Saturday, September 10, 2011

This is the Blog for ARH 608 at the Academy of Art. Please post your thoughts on the reading here. Be sure your posts are original posts, not comments. That way we can all see them.

1 comment:

  1. “Programming the Urban Surface” by Alex Wall incorporates concepts of using the landscape as an active surface, connecting functions and programs, and organizing the changing activities and elements of the urban space. Before I had thought of landscape as a more static element but Wall incorporates the landscape in a connective capacity that contributes to a relationship with the evolving site conditions.
    When Wall discussed “green” design he brought up the Melun-Senart in France by Koolhaas and OMA in 1987. What made this project sustainable was its adaptability over time.
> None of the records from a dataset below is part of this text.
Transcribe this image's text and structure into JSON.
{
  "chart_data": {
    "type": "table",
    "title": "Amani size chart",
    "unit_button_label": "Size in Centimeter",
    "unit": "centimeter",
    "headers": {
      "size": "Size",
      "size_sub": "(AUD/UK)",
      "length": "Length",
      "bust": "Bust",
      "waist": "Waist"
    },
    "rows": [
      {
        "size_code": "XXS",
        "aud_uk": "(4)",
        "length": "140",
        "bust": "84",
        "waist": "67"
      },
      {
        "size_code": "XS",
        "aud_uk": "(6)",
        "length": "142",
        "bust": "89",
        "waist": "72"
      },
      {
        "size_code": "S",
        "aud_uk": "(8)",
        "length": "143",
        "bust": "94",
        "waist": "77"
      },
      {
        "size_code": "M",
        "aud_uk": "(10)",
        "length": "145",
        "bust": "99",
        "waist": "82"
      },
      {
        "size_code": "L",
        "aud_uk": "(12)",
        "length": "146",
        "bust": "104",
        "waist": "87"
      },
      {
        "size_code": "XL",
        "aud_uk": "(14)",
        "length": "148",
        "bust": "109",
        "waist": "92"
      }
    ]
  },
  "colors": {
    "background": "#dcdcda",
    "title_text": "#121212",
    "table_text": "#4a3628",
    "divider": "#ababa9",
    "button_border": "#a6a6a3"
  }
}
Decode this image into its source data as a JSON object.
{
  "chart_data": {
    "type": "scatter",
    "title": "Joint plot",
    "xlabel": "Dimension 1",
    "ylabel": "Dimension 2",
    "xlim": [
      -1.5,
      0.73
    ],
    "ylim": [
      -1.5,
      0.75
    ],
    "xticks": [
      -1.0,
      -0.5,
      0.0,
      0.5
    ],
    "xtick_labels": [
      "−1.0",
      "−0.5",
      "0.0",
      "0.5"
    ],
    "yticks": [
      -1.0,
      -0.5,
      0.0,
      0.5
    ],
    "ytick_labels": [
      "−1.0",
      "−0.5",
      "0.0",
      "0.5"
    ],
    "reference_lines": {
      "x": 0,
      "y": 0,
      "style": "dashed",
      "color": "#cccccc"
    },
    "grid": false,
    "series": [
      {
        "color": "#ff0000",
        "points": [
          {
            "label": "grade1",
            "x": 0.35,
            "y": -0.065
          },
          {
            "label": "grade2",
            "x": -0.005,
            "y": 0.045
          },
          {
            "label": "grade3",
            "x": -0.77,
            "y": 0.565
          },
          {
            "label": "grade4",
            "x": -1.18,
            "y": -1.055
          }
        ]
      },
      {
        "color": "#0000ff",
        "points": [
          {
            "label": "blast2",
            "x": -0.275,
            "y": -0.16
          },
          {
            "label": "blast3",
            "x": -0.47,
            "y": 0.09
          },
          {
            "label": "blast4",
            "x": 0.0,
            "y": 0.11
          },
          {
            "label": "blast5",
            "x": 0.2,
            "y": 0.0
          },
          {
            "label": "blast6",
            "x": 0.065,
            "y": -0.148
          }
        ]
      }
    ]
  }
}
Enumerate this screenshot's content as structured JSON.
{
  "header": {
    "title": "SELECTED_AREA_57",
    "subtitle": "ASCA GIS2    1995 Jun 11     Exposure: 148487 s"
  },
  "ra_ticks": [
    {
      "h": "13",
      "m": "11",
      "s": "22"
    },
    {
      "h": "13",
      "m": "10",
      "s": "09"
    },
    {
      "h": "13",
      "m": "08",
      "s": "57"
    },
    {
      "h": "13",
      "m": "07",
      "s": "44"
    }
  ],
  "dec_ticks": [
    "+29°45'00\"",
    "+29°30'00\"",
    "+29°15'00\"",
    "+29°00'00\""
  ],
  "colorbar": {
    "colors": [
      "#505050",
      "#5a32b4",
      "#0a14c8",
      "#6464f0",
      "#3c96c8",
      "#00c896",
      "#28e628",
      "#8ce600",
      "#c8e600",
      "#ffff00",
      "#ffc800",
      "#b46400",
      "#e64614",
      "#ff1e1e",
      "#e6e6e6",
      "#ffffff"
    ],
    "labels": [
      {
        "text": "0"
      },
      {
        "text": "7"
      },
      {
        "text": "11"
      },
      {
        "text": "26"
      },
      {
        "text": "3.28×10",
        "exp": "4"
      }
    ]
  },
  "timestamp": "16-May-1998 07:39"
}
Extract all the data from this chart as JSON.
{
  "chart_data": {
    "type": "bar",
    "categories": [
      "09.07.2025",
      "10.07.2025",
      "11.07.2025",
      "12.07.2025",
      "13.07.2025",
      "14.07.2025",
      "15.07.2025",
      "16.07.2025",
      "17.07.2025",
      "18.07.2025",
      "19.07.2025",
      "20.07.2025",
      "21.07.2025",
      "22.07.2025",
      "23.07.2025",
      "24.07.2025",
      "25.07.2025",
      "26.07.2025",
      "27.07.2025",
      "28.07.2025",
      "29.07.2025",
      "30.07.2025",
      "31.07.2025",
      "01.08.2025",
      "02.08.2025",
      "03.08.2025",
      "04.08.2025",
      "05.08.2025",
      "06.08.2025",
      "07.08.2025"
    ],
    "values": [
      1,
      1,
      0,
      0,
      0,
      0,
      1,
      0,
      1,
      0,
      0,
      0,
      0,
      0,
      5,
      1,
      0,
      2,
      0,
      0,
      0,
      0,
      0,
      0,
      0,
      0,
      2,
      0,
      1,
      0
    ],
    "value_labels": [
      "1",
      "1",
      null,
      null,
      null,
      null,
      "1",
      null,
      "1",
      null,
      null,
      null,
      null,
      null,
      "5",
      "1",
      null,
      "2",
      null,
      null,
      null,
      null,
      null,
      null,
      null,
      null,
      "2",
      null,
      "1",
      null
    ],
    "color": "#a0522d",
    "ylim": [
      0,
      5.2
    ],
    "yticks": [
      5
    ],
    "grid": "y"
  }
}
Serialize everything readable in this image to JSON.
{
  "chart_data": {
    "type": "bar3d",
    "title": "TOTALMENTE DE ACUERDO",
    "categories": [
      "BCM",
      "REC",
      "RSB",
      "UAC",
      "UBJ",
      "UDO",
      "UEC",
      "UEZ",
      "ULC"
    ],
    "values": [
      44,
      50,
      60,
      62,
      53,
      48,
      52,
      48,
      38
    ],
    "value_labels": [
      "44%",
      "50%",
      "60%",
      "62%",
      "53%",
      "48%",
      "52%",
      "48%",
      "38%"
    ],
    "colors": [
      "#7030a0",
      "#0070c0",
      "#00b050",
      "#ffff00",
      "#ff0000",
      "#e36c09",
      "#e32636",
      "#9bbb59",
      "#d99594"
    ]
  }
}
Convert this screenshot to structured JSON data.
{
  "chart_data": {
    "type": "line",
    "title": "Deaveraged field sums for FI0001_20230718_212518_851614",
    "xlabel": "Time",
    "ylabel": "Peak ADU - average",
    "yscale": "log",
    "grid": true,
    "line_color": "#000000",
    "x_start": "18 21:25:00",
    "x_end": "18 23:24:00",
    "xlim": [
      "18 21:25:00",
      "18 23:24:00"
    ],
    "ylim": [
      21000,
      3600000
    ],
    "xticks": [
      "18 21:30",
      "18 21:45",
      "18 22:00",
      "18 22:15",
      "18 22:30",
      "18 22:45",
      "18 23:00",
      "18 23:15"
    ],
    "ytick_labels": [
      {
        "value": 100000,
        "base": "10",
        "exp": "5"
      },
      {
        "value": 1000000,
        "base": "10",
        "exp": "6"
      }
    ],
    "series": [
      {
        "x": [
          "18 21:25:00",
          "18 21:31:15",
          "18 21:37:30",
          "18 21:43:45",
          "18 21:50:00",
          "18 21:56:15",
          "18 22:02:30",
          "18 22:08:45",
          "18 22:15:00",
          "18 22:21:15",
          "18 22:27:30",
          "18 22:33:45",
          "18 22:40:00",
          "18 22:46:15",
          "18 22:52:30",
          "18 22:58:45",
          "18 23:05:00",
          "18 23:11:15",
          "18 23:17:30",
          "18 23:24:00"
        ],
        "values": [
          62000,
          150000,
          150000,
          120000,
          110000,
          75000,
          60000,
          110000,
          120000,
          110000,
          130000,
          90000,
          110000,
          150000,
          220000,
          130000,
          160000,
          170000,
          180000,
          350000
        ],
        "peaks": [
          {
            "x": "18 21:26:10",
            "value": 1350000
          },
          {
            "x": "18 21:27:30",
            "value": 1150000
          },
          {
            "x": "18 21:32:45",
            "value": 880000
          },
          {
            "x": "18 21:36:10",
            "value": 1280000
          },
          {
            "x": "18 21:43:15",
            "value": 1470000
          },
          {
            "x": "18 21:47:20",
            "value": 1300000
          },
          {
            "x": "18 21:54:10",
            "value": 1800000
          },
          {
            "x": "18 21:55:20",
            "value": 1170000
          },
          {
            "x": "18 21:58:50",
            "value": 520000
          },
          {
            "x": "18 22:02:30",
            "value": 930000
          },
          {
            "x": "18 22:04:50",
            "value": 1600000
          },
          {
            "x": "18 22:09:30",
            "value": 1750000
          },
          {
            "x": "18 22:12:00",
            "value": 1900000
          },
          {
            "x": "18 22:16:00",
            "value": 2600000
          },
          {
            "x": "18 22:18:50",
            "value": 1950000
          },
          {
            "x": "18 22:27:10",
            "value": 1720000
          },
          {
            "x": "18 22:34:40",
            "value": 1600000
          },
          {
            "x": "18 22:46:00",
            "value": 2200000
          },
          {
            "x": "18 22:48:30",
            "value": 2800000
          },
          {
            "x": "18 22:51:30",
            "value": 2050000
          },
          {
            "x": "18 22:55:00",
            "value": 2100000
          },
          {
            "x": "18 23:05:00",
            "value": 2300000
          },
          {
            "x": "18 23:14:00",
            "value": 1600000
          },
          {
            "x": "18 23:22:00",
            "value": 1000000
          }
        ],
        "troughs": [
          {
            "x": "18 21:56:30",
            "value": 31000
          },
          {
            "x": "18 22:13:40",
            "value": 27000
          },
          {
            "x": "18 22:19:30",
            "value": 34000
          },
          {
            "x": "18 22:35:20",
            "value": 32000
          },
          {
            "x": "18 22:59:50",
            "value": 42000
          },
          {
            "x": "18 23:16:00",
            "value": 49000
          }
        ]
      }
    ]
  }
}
By shifting concentration from building planning and placement, to a concentration on voids, adaptations can be easily made for future developments. I had not thought of green architecture in this way before. Typically green architecture applied to material concepts exclusively, but the idea of utilizing the site in an adaptable way to encourage sustainability is new to me.
    This idea works with the notion that instead of creating new projects in pristine sites, the role of the architect may adapt, with the urban landscape, to incorporate projects that involve the transformation of pre-existing buildings. If projects took into account sustainable site factors such as the Koolhass project, then the function of design would become more about transformation and less about destruction and the accompanying creation.